Y fue así que, con estas convicciones, esa caravana de almas resistentes dio batalla contra las tanquetas y los fusiles que le cortaron el paso una y mil veces; y una y mil veces fueron derrotados por esa marea de pueblo que llegó hasta donde pudo. Recién después de la tormenta, llegó la fiesta al día siguiente. La casa de Gaspar Campos fue la cita de amor entre el General y esa muchachada.
El patricio general Lanusse tuvo que tragarse la lengua. El general del pueblo, Juan Domingo Perón, volvió en el cuero de esa multitud militante. Por eso el 17 de Noviembre es el Día del Militante Peronista, porque fueron ellos, los militantes, los que en ese día del 72 fueron un mismo cuero junto al cuero del líder regresado.

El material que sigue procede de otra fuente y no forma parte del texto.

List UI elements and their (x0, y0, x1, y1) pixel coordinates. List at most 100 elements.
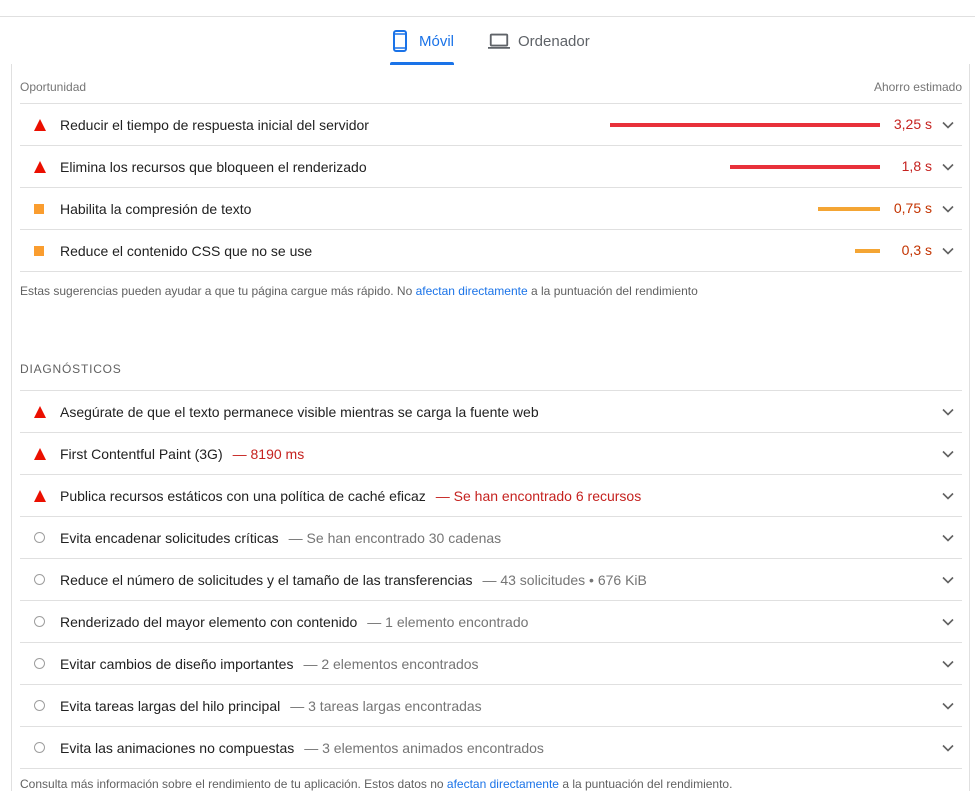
status-indicator (20, 742, 60, 753)
chevron-down-icon[interactable] (942, 161, 954, 173)
fail-triangle-icon (34, 405, 46, 418)
diagnostic-detail: — 8190 ms (232, 445, 305, 462)
diagnostic-detail: — 1 elemento encontrado (367, 613, 529, 630)
diagnostic-title: Reduce el número de solicitudes y el tam… (60, 571, 473, 588)
status-indicator (20, 616, 60, 627)
savings-bar (818, 207, 880, 211)
savings-value: 3,25 s (893, 116, 932, 132)
diagnostic-row[interactable]: Evita tareas largas del hilo principal — … (20, 685, 962, 727)
opportunities-note: Estas sugerencias pueden ayudar a que tu… (20, 272, 962, 298)
status-indicator (20, 574, 60, 585)
savings-bar-track (730, 165, 880, 169)
diagnostic-detail: — Se han encontrado 6 recursos (435, 487, 642, 504)
impact-link[interactable]: afectan directamente (447, 777, 559, 791)
savings-value: 0,75 s (893, 200, 932, 216)
info-circle-icon (34, 658, 45, 669)
diagnostic-row[interactable]: Asegúrate de que el texto permanece visi… (20, 391, 962, 433)
opportunity-title: Reduce el contenido CSS que no se use (60, 242, 313, 259)
opportunity-row[interactable]: Elimina los recursos que bloqueen el ren… (20, 146, 962, 188)
status-indicator (20, 447, 60, 460)
diagnostic-title: Evita las animaciones no compuestas (60, 739, 295, 756)
diagnostic-row[interactable]: Reduce el número de solicitudes y el tam… (20, 559, 962, 601)
diagnostic-row[interactable]: Renderizado del mayor elemento con conte… (20, 601, 962, 643)
chevron-down-icon[interactable] (942, 119, 954, 131)
opportunity-row[interactable]: Reducir el tiempo de respuesta inicial d… (20, 104, 962, 146)
status-indicator (20, 118, 60, 131)
laptop-icon (488, 29, 510, 53)
average-square-icon (34, 245, 44, 256)
status-indicator (20, 160, 60, 173)
tab-desktop[interactable]: Ordenador (488, 17, 598, 65)
diagnostic-title: Asegúrate de que el texto permanece visi… (60, 403, 539, 420)
chevron-down-icon[interactable] (942, 490, 954, 502)
opportunity-title: Reducir el tiempo de respuesta inicial d… (60, 116, 369, 133)
status-indicator (20, 489, 60, 502)
chevron-down-icon[interactable] (942, 448, 954, 460)
diagnostic-title: Evitar cambios de diseño importantes (60, 655, 294, 672)
status-indicator (20, 700, 60, 711)
fail-triangle-icon (34, 160, 46, 173)
opportunity-row[interactable]: Reduce el contenido CSS que no se use 0,3… (20, 230, 962, 272)
device-tabs: Móvil Ordenador (0, 17, 975, 65)
diagnostic-row[interactable]: Publica recursos estáticos con una polít… (20, 475, 962, 517)
note-text-end: a la puntuación del rendimiento (527, 284, 698, 298)
diagnostic-row[interactable]: Evita encadenar solicitudes críticas — Se… (20, 517, 962, 559)
diagnostics-title: DIAGNÓSTICOS (20, 360, 962, 391)
opportunity-row[interactable]: Habilita la compresión de texto 0,75 s (20, 188, 962, 230)
diagnostic-title: Renderizado del mayor elemento con conte… (60, 613, 358, 630)
chevron-down-icon[interactable] (942, 203, 954, 215)
diagnostics-list: Asegúrate de que el texto permanece visi… (20, 391, 962, 769)
chevron-down-icon[interactable] (942, 700, 954, 712)
savings-value: 0,3 s (901, 242, 932, 258)
info-circle-icon (34, 574, 45, 585)
savings-bar-track (610, 123, 880, 127)
diagnostic-detail: — 3 elementos animados encontrados (304, 739, 544, 756)
fail-triangle-icon (34, 118, 46, 131)
status-indicator (20, 405, 60, 418)
chevron-down-icon[interactable] (942, 616, 954, 628)
opportunity-title: Habilita la compresión de texto (60, 200, 252, 217)
tab-mobile[interactable]: Móvil (390, 17, 454, 65)
diagnostic-detail: — 2 elementos encontrados (303, 655, 479, 672)
chevron-down-icon[interactable] (942, 658, 954, 670)
lighthouse-report: Móvil Ordenador Oportunidad Ahorro estim… (0, 0, 975, 791)
left-border (11, 64, 12, 791)
fail-triangle-icon (34, 489, 46, 502)
right-border (969, 64, 970, 791)
tab-mobile-label: Móvil (418, 32, 454, 50)
opportunity-title: Elimina los recursos que bloqueen el ren… (60, 158, 367, 175)
chevron-down-icon[interactable] (942, 742, 954, 754)
status-indicator (20, 245, 60, 256)
diagnostic-detail: — 43 solicitudes • 676 KiB (482, 571, 647, 588)
chevron-down-icon[interactable] (942, 406, 954, 418)
smartphone-icon (390, 29, 411, 53)
chevron-down-icon[interactable] (942, 245, 954, 257)
status-indicator (20, 203, 60, 214)
chevron-down-icon[interactable] (942, 574, 954, 586)
tab-desktop-label: Ordenador (518, 32, 590, 50)
diagnostic-row[interactable]: First Contentful Paint (3G) — 8190 ms (20, 433, 962, 475)
diagnostic-row[interactable]: Evita las animaciones no compuestas — 3 e… (20, 727, 962, 769)
savings-bar (610, 123, 880, 127)
audit-content: Oportunidad Ahorro estimado Reducir el t… (20, 72, 962, 791)
savings-value: 1,8 s (901, 158, 932, 174)
savings-bar-track (818, 207, 880, 211)
info-circle-icon (34, 742, 45, 753)
diagnostic-row[interactable]: Evitar cambios de diseño importantes — 2 … (20, 643, 962, 685)
fail-triangle-icon (34, 447, 46, 460)
note-text-end: a la puntuación del rendimiento. (558, 777, 733, 791)
average-square-icon (34, 203, 44, 214)
diagnostic-title: Evita encadenar solicitudes críticas (60, 529, 279, 546)
opportunity-column-header: Oportunidad (20, 80, 87, 94)
active-tab-indicator (390, 62, 454, 65)
chevron-down-icon[interactable] (942, 532, 954, 544)
diagnostics-note: Consulta más información sobre el rendim… (20, 769, 962, 791)
info-circle-icon (34, 532, 45, 543)
note-text: Consulta más información sobre el rendim… (20, 777, 447, 791)
diagnostic-detail: — Se han encontrado 30 cadenas (288, 529, 502, 546)
diagnostic-title: First Contentful Paint (3G) (60, 445, 223, 462)
impact-link[interactable]: afectan directamente (416, 284, 528, 298)
savings-column-header: Ahorro estimado (873, 80, 962, 94)
opportunities-header: Oportunidad Ahorro estimado (20, 72, 962, 104)
diagnostic-detail: — 3 tareas largas encontradas (290, 697, 482, 714)
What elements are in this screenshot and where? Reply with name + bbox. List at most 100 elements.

La lección que nos dejó aquel día para todos los tiempos es que quien es militante peronista, como el héroe de Oesterheld, nunca sueña, lucha, avanza o retrocede, en soledad, sino en multitud.
En la calle, en las plazas populares o en la frialdad de un calabozo, la militancia peronista siempre se piensa en multitud. Y cuida la unidad de esas multitudes, para no sentirse en soledad.
Cuando nos olvidamos esta idea fundante, la cartografía no señala Ezeiza, sino el propio ombligo.
Y acontece la tragedia.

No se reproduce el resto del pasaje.